君がいてくれて。

「あ〜…。これは台風が来るね。」
「え?台風?」
天気予報を見ながらそう呟いた紘くんに樹くんはそう聞いた。
最近天気が悪くなっているなとは思っていたけれどそういうことだったんだ…。
「結構、天候が荒れるみたいだし桜も流石にほとんど散っちゃうかもね…。」
「そんな…。」
「仕方ない…。天気はどうしようもできないし…。

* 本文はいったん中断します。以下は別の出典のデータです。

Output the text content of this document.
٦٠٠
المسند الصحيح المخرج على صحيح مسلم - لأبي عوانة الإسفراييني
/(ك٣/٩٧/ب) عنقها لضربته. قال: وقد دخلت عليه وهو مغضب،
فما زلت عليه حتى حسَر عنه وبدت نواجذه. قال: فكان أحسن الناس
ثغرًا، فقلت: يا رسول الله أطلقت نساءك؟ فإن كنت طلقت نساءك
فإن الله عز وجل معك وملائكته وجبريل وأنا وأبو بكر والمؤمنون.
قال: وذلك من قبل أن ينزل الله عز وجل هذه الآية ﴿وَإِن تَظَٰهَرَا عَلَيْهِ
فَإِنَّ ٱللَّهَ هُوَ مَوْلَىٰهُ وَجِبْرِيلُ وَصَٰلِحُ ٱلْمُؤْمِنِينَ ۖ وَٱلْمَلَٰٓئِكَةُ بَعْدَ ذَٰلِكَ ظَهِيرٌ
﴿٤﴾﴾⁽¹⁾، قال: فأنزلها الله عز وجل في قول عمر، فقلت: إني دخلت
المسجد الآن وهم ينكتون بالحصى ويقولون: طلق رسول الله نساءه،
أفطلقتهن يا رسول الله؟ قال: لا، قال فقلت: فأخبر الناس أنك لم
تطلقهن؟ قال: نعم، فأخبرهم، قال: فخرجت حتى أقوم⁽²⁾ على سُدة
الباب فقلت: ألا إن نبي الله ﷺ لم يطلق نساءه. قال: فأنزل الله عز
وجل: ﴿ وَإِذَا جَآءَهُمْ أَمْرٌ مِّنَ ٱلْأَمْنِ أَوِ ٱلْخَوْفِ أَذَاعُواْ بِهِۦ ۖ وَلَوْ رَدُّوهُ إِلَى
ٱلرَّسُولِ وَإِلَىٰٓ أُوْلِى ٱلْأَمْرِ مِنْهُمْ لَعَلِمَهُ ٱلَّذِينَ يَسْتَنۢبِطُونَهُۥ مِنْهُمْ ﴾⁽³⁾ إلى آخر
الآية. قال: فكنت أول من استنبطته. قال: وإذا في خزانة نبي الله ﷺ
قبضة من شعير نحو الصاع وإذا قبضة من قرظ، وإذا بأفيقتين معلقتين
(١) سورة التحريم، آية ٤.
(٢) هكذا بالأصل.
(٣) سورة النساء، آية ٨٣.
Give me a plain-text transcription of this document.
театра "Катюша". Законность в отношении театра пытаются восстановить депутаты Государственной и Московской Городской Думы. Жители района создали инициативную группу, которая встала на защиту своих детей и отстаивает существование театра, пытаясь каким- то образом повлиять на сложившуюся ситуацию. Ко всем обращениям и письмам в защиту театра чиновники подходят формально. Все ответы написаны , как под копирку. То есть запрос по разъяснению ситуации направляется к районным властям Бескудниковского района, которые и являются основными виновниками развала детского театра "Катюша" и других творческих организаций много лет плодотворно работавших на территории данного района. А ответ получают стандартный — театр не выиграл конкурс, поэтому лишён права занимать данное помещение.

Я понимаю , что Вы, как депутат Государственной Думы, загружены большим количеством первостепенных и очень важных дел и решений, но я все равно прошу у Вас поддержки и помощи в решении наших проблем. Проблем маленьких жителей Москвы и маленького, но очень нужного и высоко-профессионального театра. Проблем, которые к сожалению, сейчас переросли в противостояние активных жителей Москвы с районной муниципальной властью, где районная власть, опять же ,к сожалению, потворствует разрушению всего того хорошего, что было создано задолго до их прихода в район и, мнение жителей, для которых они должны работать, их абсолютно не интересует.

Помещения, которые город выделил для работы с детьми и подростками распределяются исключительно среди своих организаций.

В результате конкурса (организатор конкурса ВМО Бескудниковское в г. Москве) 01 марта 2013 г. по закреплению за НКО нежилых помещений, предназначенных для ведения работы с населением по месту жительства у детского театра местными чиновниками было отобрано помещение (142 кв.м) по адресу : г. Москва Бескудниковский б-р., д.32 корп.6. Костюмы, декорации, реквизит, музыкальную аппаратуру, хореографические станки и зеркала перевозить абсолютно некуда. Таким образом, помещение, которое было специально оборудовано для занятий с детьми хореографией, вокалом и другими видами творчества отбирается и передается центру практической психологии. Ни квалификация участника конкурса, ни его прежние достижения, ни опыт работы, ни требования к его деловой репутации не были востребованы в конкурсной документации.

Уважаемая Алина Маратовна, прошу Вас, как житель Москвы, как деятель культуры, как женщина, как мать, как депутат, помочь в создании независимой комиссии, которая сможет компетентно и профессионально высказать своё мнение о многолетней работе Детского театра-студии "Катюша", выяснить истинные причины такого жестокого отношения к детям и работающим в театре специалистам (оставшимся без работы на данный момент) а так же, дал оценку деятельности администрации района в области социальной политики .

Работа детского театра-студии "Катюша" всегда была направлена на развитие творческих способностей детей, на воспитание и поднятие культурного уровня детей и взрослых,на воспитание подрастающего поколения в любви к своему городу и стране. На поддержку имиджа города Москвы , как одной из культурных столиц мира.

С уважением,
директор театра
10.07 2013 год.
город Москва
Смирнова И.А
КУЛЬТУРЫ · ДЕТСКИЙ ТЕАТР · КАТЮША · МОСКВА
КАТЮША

」
仕方ないのはわかっているけれど悲しいなっ…。
しっかり目に焼き付けておこうっ。
そう思って今日はみんなで窓から見える桜を眺めながらお話をする事にした。

「うわっ!雨降ってきた!」
樹くんはそう叫んで窓を閉めると私達の方を見た。
話し始めて30分ぐらいが経った頃、急に強い雨が降ってきて雲の動きが速くなったのが分かった。
「本当だ。」
「あ……。桜が散っちゃう……。」
強い風で左右に大きく揺れている桜の木を見つめて私がそう言うと樹くんは悲しい笑顔を浮かべて私の隣に座った。
「だね〜…。…また来年は3人で見に行こ?」
「うんっ……!」
紘くんは一緒に見に行けてないから来年は3人で見に行けたらいいなっ…。
樹くんと紘くんも顔を見合わせて頷いている。
「そういえば!桜の花言葉って2人とも知ってる?」
そう口を開いた樹くんに私達は首を振る。
花言葉なんて調べたことないな。
「例えばね…、山桜は『あなたに微笑む。』河津桜は『思いを託す。』っていう意味があるらしいよ!」
「初めて知ったな。品種によっても花言葉が違うんだね……。」
私も初めて知った……。
「2人も調べて見て!たくさんあって僕1人じゃ覚えきれなかったからさっ!」
「そうだね。調べるの面白そう。」
「うんっ!私も調べてみたい!」
その日は結局桜まみれの話になって、今年の桜とお別れの日でもあったけれど話の桜は満開になった日だった。